Парень вздрагивает и, хромая, спешит занять свое место в ряду косарей.

— Нога болит? — спрашивает Лешачиха. Она в белом платке, в просторном платье, в сапогах. На боку, на ремне, висит оселок. Тоже, как кинжал, в ножнах.

— Ничего, — отвечает Бабкин.

Теперь никакая сила не заставит его выйти из этой красивой, дружной работы, которую он любит и всегда ждет с нетерпением. Да не только он. Встал с косой и Павлуня, рабочий человек, и другие, заводские, опустив косы, жадно глотают чистые запахи. Девчата с граблями, и среди них тихая, молчаливая Татьяна Чижик.

— Ну, поехали, что ли? — подает голос Ефим Борисович. Его, как не очень умелого да растолстевшего, поставили в ряд к пацанам, и те теперь очень хитро на него поглядывают.

— Пошли! — говорит Лешачиха и плечом делает первый замах. Вроде бы и не сильно она размахнулась, и косу пустила саму по себе, а трава с тихим шелестом, почти не уронив росы, легла к ее ногам широким полукругом. Пошли! И такой же свистящий размашистый полукруг повторяют другие опытные косари. Легко позванивают косы, грустно падают головки беленьких да желтых цветков, сердито гудит потревоженный тяжелый, мокрый шмель. И Бабкин забывает обо всем на свете, даже о боли в ноге.
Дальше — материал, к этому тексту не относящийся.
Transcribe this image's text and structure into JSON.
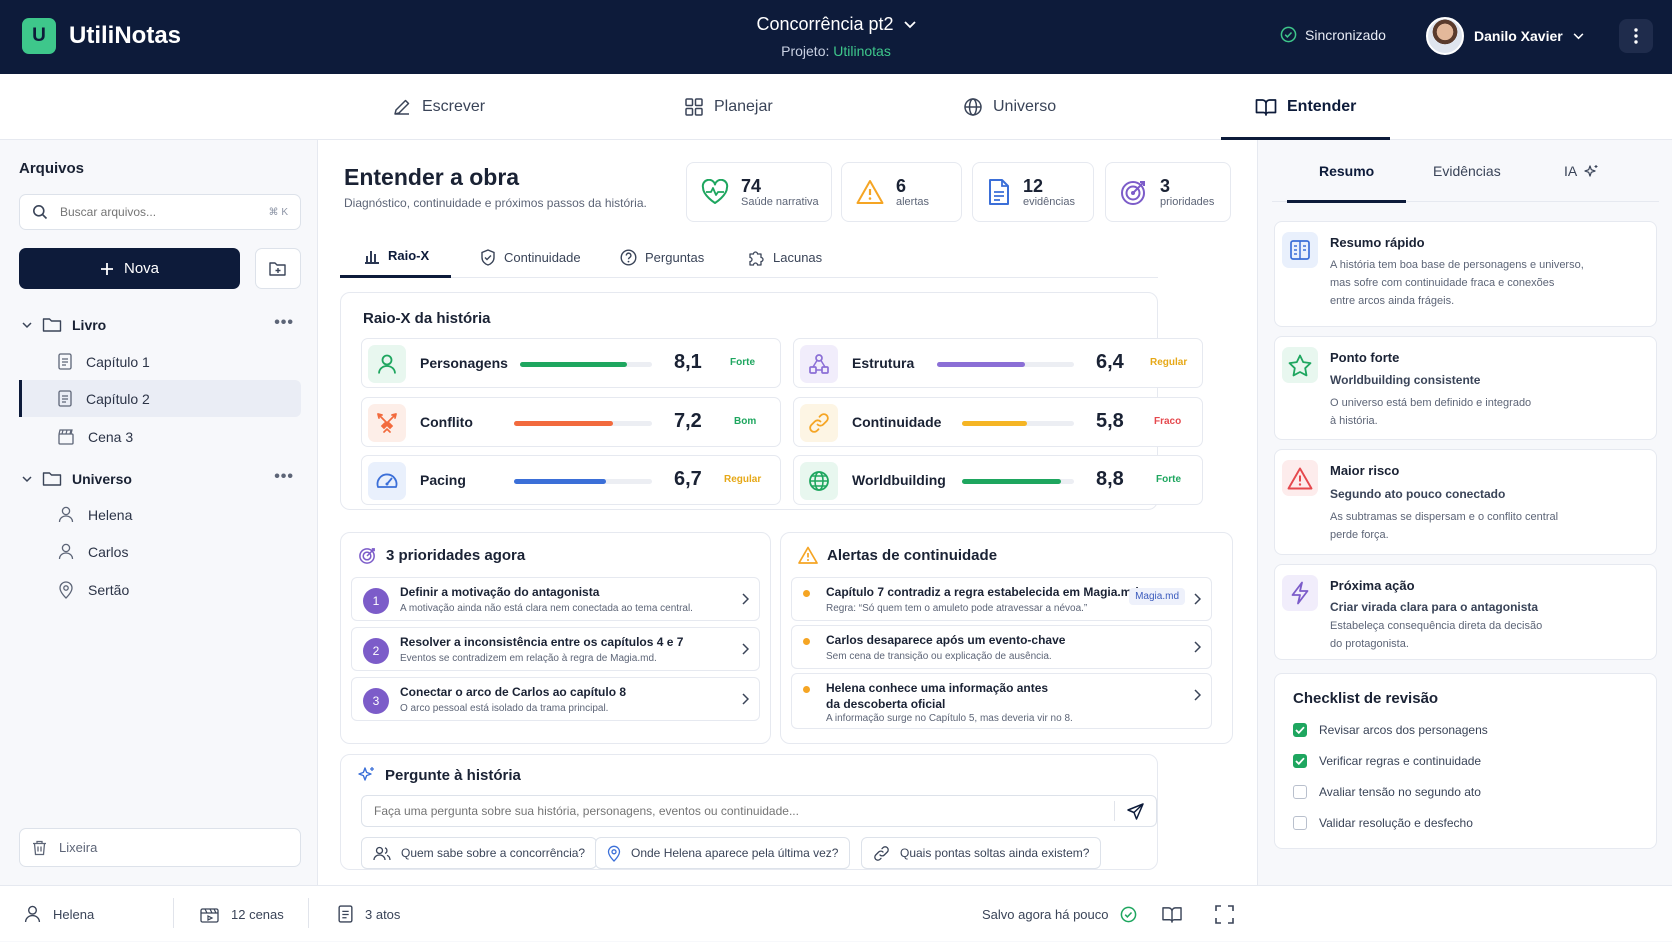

Люди, постепенно разгораясь, идут следом за Лешачихой. Лодыри и работящие, добрые и так себе, они сейчас одинаково захвачены косьбой. Деревенские, привыкшие, они быстро подлаживают друг под друга не только взмахи, но и дыхание. Позванивают косы, шелестит покорная срезанная трава, складно идут косари, словно песню поют.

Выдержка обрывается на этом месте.